According to the prosecution, in 2009, Aleksey Navanly, who at the time worked as a pro-bono aide to then-governor of the Kirov region, Nikita Belykh, convinced the management of the state-owned company Kirovles to sign a contract with a firm owned by another suspect in the case, Pyotr Ofitserov. The contract terms were meant to embezzle budget funds, the charge stated, and resulted in multimillion-dollar fraud.
The investigation continued on and off from August 2009 and went to trial in 2013. It resulted in the convictions of both defendants and followed by a long appeals process, eventually reaching the Russian Supreme Court and the European Court of Justice, which ruled in 2016 that Russia had violated Navalny and Ofitserov’s rights to a fair trial.
The Russian Supreme Court scrapped the outcome of the first trial in December 2016 and ordered new proceedings. The retrial came to a close today with a new guilty verdict and a 5-year suspended sentence.
RT is reporting the following details:
In the opening statement of the proceedings, Judge Aleksey Vtyurin said that Navalny “organized the crime” and was “acting out of profit motives.”

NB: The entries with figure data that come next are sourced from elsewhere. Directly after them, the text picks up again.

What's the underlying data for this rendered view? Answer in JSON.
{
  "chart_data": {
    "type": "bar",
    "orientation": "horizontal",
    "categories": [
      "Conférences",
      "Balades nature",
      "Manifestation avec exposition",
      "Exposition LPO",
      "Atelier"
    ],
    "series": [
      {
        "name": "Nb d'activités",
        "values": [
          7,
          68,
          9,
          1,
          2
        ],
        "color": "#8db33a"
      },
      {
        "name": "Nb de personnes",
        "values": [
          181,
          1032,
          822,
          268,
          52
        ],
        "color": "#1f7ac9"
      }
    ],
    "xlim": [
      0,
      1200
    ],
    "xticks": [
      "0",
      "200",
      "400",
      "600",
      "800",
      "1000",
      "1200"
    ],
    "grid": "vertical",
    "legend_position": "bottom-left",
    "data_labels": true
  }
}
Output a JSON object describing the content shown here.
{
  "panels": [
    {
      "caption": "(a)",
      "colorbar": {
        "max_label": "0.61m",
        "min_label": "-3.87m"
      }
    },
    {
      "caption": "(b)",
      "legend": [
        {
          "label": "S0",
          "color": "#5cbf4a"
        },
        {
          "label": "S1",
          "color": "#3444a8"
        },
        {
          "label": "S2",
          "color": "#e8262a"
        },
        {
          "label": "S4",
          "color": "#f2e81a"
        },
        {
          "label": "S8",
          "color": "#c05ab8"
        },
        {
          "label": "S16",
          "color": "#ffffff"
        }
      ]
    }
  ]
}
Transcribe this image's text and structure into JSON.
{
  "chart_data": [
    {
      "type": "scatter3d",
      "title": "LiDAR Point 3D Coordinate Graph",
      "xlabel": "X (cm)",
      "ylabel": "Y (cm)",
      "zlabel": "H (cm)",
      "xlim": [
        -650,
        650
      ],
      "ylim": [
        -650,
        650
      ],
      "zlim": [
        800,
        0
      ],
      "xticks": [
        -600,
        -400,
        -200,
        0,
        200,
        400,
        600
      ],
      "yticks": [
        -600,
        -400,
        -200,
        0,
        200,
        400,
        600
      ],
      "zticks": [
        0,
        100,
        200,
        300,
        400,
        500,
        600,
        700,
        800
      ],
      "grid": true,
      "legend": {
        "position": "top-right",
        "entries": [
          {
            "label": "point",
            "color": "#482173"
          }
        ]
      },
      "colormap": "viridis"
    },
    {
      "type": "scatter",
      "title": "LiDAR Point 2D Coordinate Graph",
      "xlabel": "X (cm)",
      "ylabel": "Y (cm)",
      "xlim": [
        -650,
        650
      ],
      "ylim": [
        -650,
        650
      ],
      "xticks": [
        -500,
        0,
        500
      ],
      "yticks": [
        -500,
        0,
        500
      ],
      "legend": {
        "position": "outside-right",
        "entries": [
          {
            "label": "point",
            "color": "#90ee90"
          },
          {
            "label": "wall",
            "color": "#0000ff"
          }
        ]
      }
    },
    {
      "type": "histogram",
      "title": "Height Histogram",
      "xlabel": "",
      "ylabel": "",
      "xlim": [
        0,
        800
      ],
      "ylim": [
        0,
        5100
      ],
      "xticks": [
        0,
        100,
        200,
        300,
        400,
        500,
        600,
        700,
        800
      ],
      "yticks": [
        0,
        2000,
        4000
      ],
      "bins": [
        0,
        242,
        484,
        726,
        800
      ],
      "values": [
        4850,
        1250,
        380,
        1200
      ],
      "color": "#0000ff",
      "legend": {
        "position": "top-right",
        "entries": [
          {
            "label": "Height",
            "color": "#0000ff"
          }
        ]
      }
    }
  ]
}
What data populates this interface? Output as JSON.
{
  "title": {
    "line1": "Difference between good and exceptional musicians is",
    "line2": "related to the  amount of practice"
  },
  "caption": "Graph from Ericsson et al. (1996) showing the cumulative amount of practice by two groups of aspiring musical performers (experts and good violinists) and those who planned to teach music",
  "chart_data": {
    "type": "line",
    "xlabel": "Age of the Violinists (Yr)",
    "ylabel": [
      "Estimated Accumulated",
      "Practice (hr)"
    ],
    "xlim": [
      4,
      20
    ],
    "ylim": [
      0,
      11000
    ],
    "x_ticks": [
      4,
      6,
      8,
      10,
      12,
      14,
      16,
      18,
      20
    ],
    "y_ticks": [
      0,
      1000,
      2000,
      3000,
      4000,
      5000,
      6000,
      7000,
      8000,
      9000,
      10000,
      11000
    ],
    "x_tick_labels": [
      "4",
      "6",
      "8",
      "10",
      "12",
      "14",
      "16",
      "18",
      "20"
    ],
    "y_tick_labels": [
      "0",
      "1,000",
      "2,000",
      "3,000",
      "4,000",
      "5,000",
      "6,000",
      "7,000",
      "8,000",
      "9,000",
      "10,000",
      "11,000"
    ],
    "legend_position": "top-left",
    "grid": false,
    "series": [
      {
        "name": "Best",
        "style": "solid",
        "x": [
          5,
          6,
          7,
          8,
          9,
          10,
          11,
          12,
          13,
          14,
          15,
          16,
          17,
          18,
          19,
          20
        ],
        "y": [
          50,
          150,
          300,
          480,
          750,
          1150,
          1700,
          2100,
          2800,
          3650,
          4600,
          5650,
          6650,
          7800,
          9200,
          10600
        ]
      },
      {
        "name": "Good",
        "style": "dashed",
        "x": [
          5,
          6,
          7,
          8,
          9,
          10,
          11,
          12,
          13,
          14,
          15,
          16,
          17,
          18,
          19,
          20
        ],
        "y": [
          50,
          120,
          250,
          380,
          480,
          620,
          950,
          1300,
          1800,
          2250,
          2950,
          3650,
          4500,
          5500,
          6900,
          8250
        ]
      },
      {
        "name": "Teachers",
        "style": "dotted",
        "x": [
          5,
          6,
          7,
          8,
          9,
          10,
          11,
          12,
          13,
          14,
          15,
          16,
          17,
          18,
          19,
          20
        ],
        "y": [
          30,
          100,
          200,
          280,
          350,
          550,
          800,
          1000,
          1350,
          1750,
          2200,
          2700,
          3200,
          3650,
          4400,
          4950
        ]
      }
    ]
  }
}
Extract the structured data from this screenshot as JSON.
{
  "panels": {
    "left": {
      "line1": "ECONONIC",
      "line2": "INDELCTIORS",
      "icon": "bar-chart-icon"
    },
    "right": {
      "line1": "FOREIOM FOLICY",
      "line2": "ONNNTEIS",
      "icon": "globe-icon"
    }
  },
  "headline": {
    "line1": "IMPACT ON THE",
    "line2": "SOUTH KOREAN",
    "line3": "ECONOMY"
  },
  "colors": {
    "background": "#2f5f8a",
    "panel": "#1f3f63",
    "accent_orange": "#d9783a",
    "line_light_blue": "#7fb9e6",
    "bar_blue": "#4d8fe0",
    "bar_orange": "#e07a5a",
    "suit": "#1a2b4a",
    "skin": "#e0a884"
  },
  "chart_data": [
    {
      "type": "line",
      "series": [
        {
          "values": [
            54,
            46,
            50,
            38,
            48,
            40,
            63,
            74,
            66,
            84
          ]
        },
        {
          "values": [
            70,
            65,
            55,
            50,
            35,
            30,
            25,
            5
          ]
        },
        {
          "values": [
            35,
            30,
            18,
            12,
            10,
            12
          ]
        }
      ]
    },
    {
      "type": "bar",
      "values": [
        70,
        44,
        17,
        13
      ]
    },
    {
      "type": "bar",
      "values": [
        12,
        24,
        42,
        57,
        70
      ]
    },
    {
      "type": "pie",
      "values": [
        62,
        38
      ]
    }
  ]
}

During the retrial Prosecutor Sergey Bogdanov asked the court to hand Navalny a five-year suspended sentence. He also asked for Ofitserov to be given four years suspended, and for the pair to be fined 500,000 roubles each (about $83 000 at current rate). The prosecutor’s request mirrored the original sentence passed by the Leninsky District Court in 2013.
Navalny asked the court for a full acquittal, “otherwise we will have to go through this all over again because the new sentence will again be vacated as unlawful,” he said. Ofitserov’s defense lawyers also requested a full acquittal for their client.
The retrial came as Navalny declared his aspirations to run for the Russian presidency in 2018. He has previously tried to gain election to several public offices, including that of mayor of Moscow in 2013 – when he scored 27 percent of votes in an ultimately unsuccessful campaign.
In his closing statement, Navalny pledged to carry on his presidential campaign regardless of the sentence. He also said that he was sure that many of the people who attended the trial would vote for him. “I do not recognize this sentence, I am innocent and this sentence will not stop my election campaign,” he said at the conclusion of his speech.
Under Russian law, a person with a criminal record cannot run for president for 10 years after a guilty verdict, unless it is scrapped by a higher court.
While Navalny’s supporters, most of whom reside either in Moscow or abroad, claim that the case was politically motivated and meant to punish him for being a prominent opposition figure, the truth of the matter is that his prominence is mostly self-proclaimed and he poses no real threat to the current pro-Putin establishment.
Navalny, who’s a professional blogger, is a prime example of a self-hating Russian – an individual whose values and views on his own country align more with those of US Russophobe John McCain than with his own people.
The sad reality is that Navalny is known and adored more outside of Russia than he is in his own country. The vast majority of the Russian people either don’t know of his existence or consider him a sellout, the West’s useful idiot, or a demagogic liberal thug.
No true Russian patriot would ever vote this man into office, and none ever will.